Open the drop-down menu in the column you want to split -> select edit column -> split into several columns.
The default separator is a comma, but if your values are separated by a space or bracket you can enter that here. For this example, we’re also going to split into 2 columns at most for this example, but this will depend on how many values you have in your column.
If you want to keep your original column, be sure to uncheck Remove this column. Then click OK
Another option in OpenRefine is to do the opposite and concatenate strings and/or values from two or more columns together. In this example, we’re going to join our Company_Name and Company_Location column.
To start, open the drop-down menu in the column we want to add to -> select edit column -> add column based on this column
To perform this function, we need to write a GREL expression. If you’re unfamiliar with GREL expressions, no need to panic! OpenRefine has their own repository that goes through the basics of writing GREL expressions. You can also write your expressions in Python if you’re familiar with the language
For now, we’ll work through this expression together. In our example, we want to create a string that is the company name, a space, and then the company location in parentheses.
In our expression in the above photo, value refers to the value of the current column - in our case, Company_Location. Since we want to refer to another column in our expression (we’re using Company_Name in this example), we’ll use the term cells. From there, we’ll write the name of the column we’re combining with, then .value.

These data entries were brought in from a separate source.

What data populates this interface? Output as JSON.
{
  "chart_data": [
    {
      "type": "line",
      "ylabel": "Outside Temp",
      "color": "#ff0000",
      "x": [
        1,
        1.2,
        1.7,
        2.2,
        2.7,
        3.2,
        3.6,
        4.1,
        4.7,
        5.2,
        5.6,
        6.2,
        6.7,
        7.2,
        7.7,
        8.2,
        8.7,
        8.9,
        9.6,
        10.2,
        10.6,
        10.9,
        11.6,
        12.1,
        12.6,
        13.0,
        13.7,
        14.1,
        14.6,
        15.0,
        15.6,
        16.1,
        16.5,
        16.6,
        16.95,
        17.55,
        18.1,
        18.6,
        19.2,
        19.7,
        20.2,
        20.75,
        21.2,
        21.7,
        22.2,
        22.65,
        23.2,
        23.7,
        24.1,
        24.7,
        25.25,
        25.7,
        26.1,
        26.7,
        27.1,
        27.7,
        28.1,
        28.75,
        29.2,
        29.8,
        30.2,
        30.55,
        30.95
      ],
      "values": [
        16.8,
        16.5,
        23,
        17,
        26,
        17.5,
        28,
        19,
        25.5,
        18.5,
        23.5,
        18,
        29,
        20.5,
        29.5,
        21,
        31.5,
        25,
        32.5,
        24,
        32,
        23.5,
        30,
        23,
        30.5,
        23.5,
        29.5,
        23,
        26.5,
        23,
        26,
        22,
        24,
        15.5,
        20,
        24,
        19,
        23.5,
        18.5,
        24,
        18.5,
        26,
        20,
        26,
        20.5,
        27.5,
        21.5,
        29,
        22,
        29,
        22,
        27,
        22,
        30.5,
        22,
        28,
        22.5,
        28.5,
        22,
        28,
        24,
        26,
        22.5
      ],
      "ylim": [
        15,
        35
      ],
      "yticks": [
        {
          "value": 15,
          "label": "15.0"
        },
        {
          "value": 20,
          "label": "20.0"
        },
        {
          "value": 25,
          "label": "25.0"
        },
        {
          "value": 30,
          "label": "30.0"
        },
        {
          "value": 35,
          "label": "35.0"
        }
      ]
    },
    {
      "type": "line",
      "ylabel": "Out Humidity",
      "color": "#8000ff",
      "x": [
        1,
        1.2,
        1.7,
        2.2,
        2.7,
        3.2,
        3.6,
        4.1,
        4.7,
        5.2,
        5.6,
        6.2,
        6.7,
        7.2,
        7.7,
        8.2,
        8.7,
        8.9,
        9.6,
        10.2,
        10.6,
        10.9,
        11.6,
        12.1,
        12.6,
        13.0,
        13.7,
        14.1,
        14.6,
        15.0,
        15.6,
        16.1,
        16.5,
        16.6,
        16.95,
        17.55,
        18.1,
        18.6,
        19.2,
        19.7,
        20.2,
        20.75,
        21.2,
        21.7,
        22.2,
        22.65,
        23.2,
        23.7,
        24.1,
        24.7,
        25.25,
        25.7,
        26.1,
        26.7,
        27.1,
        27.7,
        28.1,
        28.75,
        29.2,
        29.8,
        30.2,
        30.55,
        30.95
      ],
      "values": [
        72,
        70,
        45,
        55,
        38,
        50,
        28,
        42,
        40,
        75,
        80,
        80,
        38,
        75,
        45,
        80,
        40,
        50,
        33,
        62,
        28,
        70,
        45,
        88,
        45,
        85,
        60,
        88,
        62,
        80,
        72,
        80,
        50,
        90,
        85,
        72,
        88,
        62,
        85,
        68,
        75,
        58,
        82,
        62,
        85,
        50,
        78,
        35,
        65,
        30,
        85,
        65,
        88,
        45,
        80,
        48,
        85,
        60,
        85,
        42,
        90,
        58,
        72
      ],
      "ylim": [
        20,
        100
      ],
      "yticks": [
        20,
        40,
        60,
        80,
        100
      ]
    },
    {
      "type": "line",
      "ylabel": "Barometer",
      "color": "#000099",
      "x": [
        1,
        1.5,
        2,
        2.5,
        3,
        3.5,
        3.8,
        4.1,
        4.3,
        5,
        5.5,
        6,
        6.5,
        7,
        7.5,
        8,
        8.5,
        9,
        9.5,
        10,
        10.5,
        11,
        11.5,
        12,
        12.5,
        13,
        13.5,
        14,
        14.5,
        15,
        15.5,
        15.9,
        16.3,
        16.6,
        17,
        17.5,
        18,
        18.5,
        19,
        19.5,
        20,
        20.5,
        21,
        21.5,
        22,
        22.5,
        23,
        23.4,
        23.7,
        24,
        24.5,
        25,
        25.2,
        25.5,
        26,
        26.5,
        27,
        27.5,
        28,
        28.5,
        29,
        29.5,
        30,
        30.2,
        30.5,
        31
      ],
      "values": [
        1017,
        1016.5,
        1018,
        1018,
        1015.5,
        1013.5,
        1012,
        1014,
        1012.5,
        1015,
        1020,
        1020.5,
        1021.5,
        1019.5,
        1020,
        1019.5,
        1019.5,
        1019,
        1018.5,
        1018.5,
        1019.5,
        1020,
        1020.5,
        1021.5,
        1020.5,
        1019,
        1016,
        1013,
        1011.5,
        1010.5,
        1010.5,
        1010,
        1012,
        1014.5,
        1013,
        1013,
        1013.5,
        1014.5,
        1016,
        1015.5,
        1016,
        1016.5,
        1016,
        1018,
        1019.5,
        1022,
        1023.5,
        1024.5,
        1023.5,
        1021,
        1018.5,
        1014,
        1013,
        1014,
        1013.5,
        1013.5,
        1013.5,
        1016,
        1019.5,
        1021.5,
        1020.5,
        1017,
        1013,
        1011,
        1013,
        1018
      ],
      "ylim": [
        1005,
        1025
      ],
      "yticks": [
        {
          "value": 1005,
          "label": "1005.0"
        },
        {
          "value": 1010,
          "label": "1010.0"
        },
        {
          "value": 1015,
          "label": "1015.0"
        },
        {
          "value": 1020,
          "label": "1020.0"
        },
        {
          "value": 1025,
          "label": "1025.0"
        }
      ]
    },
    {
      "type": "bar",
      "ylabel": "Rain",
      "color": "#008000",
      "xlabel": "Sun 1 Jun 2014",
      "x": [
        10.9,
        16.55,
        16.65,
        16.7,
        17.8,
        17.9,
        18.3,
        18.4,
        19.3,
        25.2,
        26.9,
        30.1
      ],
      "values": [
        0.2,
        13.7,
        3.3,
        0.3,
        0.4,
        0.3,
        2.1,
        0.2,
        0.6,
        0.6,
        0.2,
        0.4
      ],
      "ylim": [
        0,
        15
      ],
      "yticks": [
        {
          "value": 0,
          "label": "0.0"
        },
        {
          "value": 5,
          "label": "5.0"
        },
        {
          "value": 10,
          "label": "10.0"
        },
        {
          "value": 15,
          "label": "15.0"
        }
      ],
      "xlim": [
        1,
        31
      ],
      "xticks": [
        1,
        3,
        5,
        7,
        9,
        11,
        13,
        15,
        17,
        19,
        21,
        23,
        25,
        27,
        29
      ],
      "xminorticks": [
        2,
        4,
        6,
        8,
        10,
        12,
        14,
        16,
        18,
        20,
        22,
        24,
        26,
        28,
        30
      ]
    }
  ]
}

So, the first part of our expression should read cells.Company_Name.value
Next, we’re going to use a plus sign to join the different values together into one long string. In our expression, we’ll type +”(“+value+”)” When you’re done, your whole string should look like this -> cells.Company_Name.value+”(“+value+”)”
You’ll notice that as you’re typing the expression, the preview at the bottom changes to show you what the resulting value will be. This preview is very helpful when writing GREL expressions, especially if you’re not overly familiar with how to do it. Once you’re finished writing your expression, click OK. Your new column should now appear in your dataset.
Restructuring the Dataset
If you’re new to OpenRefine, there’s no doubt that you’ll make mistakes or want to go back a few steps. Fortunately, it’s easy to do with OpenRefine’s undo/redo feature. To access it, click the undo/redo tab above where the facets and filters usually appear
In this tab, you can see all of the steps you’ve taken that outline what you’ve done to your dataset. To go back to a previous version, just click on the last step you were happy with.
If you click back to previous steps, everything after those steps will be greyed out. You can still go forward to the greyed out steps, but be aware that if you go back a previous step and the start making new changes and transformations, all of the subsequent steps will be erased permanently.